Wilson Kipsang : « Le record du monde du marathon n’est pas une fin en soi »

Vainqueur du marathon de Londres dimanche 13 avril, le recordman du monde (2 h 03 ‘ 23) Wilson Kipsang Kiprotich a assis un peu plus sa domination mondiale. Impérial tout au long de la course, le Kényan de 32 ans a dynamité le peloton de tête à 8 kilomètres de l’arrivée pour s’adjuger l’épreuve pour la deuxième fois de sa carrière. Rencontre avec un champion d’exception.

Wilson Kipsang à Berlin, après avoir décroché le record du monde du marathon, en septembre 2013. © Reuters

Wilson Kipsang à Berlin, après avoir décroché le record du monde du marathon, en septembre 2013. © Reuters

Publié le 16 avril 2014 Lecture : 5 minutes.

Jeune Afrique : Malgré votre victoire, n’êtes-vous pas frustré de ne pas avoir battu votre record du monde ?

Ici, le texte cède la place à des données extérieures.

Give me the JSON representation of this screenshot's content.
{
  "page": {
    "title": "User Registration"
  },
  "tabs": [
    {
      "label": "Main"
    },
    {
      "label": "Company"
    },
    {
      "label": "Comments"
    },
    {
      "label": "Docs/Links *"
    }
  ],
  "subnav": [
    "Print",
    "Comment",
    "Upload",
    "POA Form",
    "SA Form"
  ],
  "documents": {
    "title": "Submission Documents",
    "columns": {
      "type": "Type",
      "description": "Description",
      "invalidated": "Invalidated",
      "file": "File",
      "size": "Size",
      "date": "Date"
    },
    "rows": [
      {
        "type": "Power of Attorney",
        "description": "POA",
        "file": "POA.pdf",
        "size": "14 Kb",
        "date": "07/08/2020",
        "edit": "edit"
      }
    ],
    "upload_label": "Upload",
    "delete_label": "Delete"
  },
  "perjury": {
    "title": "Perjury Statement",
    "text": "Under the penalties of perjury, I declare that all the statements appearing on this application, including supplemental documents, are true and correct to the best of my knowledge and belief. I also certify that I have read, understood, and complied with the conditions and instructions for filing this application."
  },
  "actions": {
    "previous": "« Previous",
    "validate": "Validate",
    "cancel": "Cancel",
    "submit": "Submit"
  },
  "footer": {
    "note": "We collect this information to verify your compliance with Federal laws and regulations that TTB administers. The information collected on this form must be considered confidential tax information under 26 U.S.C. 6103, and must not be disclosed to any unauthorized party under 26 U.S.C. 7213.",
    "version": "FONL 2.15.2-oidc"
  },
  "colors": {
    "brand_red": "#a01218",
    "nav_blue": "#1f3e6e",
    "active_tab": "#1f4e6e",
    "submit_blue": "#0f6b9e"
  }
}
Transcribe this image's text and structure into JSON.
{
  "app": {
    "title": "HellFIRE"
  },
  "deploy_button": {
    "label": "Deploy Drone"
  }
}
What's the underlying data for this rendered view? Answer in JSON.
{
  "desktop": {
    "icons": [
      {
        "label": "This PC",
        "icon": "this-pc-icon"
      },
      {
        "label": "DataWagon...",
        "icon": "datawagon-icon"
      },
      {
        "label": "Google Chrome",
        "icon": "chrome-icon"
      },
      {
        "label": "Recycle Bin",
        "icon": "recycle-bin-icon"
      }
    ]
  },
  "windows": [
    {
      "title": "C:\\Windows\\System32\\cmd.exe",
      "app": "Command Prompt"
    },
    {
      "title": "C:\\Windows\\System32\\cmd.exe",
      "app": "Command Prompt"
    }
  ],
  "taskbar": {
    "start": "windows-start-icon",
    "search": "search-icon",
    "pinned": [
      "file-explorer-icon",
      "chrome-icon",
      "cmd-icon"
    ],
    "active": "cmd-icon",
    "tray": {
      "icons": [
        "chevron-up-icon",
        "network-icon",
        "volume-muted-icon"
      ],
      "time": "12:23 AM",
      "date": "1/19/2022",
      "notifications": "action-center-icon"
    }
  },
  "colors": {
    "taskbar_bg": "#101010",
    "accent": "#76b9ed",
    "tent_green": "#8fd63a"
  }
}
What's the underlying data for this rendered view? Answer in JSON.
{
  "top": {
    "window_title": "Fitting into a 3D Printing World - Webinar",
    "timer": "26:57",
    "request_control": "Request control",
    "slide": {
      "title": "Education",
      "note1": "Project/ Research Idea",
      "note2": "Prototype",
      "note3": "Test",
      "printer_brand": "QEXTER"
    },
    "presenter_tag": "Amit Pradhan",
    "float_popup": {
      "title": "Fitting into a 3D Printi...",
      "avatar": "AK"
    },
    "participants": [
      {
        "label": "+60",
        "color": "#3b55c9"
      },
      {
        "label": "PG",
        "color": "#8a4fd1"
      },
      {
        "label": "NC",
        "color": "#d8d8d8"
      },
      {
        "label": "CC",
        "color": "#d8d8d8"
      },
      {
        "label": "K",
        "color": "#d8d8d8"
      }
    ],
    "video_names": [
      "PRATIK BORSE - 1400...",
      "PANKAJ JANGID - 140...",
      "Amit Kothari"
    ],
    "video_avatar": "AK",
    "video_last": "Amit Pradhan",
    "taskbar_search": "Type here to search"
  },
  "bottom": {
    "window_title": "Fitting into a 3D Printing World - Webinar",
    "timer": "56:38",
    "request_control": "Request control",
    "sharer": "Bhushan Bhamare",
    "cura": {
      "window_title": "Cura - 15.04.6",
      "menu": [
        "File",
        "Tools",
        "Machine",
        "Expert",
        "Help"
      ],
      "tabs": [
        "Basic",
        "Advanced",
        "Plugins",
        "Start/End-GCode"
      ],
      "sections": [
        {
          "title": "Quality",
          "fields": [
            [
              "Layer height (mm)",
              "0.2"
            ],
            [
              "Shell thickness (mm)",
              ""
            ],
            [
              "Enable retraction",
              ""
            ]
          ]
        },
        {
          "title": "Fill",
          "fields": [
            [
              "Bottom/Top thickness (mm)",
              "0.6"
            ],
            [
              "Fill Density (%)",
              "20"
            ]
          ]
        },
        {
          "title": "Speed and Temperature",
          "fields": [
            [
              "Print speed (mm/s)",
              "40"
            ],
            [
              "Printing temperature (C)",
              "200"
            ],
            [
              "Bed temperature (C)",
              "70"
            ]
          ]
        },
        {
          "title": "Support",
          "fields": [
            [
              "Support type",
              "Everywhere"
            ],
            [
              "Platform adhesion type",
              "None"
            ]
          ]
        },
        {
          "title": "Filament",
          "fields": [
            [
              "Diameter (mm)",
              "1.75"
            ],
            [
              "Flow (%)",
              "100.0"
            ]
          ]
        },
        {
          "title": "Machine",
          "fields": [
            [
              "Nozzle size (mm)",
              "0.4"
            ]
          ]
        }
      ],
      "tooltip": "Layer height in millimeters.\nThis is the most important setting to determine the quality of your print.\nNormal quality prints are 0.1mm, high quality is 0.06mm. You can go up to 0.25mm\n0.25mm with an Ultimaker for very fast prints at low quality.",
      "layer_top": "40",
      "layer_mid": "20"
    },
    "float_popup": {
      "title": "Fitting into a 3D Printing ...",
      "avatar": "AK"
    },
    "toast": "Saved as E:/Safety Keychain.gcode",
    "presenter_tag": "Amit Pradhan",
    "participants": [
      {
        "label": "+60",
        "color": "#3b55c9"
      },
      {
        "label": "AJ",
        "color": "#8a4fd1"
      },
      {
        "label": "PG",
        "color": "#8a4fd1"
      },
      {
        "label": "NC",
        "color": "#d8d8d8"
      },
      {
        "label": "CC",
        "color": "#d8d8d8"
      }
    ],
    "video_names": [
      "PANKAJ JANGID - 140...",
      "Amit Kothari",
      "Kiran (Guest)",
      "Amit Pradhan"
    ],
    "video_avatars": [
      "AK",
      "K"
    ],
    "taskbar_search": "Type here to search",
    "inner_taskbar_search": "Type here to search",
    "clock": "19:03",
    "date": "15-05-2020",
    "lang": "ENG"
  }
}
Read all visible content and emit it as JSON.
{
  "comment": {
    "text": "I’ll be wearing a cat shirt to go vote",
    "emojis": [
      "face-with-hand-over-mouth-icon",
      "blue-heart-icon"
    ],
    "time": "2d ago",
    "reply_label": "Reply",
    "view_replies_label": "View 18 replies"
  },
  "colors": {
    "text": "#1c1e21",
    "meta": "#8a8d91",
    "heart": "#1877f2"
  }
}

Wilson Kipsang : Non, je suis complètement heureux du résultat. J’ai fait ce qu’il fallait, je réalise le nouveau record de la course (2h04’27). J’étais vraiment prêt à courir un meilleur chrono, mais je ne pense pas que j’aurais pu aller beaucoup plus vite. Si je me suis tout de suite senti très fort dans les premiers kilomètres, les conditions ne m’auraient pas forcément permis d’approcher mon record. Déjà, les lièvres n’ont pas pu nous emmener aussi loin que prévu, et puis le vent a commencé à se faire sentir après la mi-course.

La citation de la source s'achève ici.